On me propose de planter ma tente dans le petit village. Je déplace deux tortues, et trouve un coin entre les lapins et le cheval. Le vieil homme qui avait l’œil fixé sur moi lève son regard sur le ciel, et, merveilleusement inspiré par les douces couleurs des nuages, embaume l’air du soir des parfums de son harmonica. Curieux, les plus petits enfants me regardent monter la tente, insistent pour m’aider, et une fois installée, je les autorise à y entrer. A leurs yeux, elle se transforme en palais. Ils jouent un moment à l’intérieur avant d’être appelés par leurs parents pour qu’ils aillent se coucher. L’un d’eux ne veut pas sortir; téméraire, il s’allonge dedans, fait semblant de dormir; puis, son père l’arrache en pleurs. Palpitante, la vie des enfants est faite de tant de drames; leurs yeux, pleins de puretés, sont plus sensibles que les nôtres. Avec les années, à force de nous éblouir, la lumière finit par nous user les rétines, atténue notre acuité; et c’est ainsi que le merveilleux se transforme en ordinaire.
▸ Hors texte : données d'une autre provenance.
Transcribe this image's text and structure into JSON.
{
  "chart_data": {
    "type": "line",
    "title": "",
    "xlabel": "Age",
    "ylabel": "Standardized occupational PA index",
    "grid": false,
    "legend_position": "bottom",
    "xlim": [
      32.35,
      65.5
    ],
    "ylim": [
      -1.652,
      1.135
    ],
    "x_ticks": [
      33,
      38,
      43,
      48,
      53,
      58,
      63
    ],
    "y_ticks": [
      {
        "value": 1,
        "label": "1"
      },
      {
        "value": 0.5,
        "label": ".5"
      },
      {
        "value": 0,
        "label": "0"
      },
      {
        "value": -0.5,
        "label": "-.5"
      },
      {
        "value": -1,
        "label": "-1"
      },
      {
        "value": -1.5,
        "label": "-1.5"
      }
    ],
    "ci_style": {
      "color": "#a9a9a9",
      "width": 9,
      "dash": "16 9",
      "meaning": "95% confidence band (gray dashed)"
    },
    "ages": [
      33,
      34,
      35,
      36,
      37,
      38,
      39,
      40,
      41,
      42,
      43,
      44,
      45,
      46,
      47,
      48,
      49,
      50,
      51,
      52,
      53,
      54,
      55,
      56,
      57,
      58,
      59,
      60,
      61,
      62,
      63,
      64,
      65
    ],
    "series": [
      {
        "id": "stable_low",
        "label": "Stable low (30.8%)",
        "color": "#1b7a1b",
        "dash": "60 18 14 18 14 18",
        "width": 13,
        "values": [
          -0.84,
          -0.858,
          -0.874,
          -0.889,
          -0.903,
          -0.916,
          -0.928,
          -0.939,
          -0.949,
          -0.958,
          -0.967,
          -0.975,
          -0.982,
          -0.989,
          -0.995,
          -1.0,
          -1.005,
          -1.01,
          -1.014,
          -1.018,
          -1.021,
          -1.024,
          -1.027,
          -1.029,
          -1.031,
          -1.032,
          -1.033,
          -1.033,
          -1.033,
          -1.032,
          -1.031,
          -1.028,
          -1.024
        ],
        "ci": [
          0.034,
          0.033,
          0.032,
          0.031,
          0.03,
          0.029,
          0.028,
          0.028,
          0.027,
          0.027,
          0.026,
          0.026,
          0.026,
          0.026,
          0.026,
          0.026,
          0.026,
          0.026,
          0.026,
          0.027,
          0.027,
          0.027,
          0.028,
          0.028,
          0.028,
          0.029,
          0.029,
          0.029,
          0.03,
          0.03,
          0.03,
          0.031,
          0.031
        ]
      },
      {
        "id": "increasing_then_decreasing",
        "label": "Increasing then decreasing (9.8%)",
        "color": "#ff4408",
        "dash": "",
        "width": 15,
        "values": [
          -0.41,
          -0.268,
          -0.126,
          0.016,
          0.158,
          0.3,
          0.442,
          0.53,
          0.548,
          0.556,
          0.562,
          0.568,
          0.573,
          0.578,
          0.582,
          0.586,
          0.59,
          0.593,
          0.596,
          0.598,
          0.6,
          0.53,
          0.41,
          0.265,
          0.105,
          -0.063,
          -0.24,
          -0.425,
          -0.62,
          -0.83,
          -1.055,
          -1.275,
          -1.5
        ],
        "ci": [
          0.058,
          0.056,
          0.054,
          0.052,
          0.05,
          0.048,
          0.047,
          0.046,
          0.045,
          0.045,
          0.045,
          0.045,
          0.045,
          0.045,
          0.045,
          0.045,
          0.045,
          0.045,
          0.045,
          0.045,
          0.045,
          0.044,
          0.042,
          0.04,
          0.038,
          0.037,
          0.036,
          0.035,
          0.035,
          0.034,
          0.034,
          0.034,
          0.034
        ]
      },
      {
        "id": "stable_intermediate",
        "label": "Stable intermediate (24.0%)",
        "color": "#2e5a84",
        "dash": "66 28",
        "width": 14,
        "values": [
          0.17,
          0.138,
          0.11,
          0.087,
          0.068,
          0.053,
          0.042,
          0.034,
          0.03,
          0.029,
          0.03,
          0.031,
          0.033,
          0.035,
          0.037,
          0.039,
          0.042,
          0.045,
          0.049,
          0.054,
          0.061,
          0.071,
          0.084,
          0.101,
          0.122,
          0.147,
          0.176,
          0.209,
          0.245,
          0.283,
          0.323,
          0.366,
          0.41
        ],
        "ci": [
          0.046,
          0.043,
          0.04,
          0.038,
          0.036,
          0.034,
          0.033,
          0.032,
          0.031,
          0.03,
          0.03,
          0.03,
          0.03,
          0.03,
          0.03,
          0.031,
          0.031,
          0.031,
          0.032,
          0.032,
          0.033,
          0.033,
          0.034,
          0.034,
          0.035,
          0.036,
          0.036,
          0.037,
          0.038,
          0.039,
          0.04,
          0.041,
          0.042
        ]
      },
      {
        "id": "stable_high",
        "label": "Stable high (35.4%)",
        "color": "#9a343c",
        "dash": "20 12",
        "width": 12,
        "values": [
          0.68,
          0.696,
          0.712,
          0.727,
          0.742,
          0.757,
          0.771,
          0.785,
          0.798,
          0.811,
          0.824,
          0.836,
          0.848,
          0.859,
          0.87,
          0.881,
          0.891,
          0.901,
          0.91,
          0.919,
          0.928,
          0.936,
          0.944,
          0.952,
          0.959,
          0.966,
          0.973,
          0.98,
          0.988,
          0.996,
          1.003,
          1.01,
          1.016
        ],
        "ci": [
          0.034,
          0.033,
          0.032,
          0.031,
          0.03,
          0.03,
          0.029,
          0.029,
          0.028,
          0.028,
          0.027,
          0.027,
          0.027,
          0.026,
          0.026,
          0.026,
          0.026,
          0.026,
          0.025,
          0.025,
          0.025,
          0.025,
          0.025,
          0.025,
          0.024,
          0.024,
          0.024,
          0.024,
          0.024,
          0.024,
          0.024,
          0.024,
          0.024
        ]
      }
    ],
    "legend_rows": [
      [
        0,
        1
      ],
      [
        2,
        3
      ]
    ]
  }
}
Nedin, devenant un chouia casse-pieds, me voit faire entrer mon vélo dans ma tente, et insiste pour que je le laisse dehors. Je commence à attacher mes antivols…  Il me dit que ce n’est pas la peine! Il n’y a aucun risque ici; n’ai-je pas confiance? Je ne sais comment lui expliquer sans le vexer, je me résigne, mais laisse la tente ouverte, et, pour surveiller mon vélo, m’obstine à lutter contre le sommeil le plus longtemps possible. Il suffit d’une seconde pour que je le perde à jamais!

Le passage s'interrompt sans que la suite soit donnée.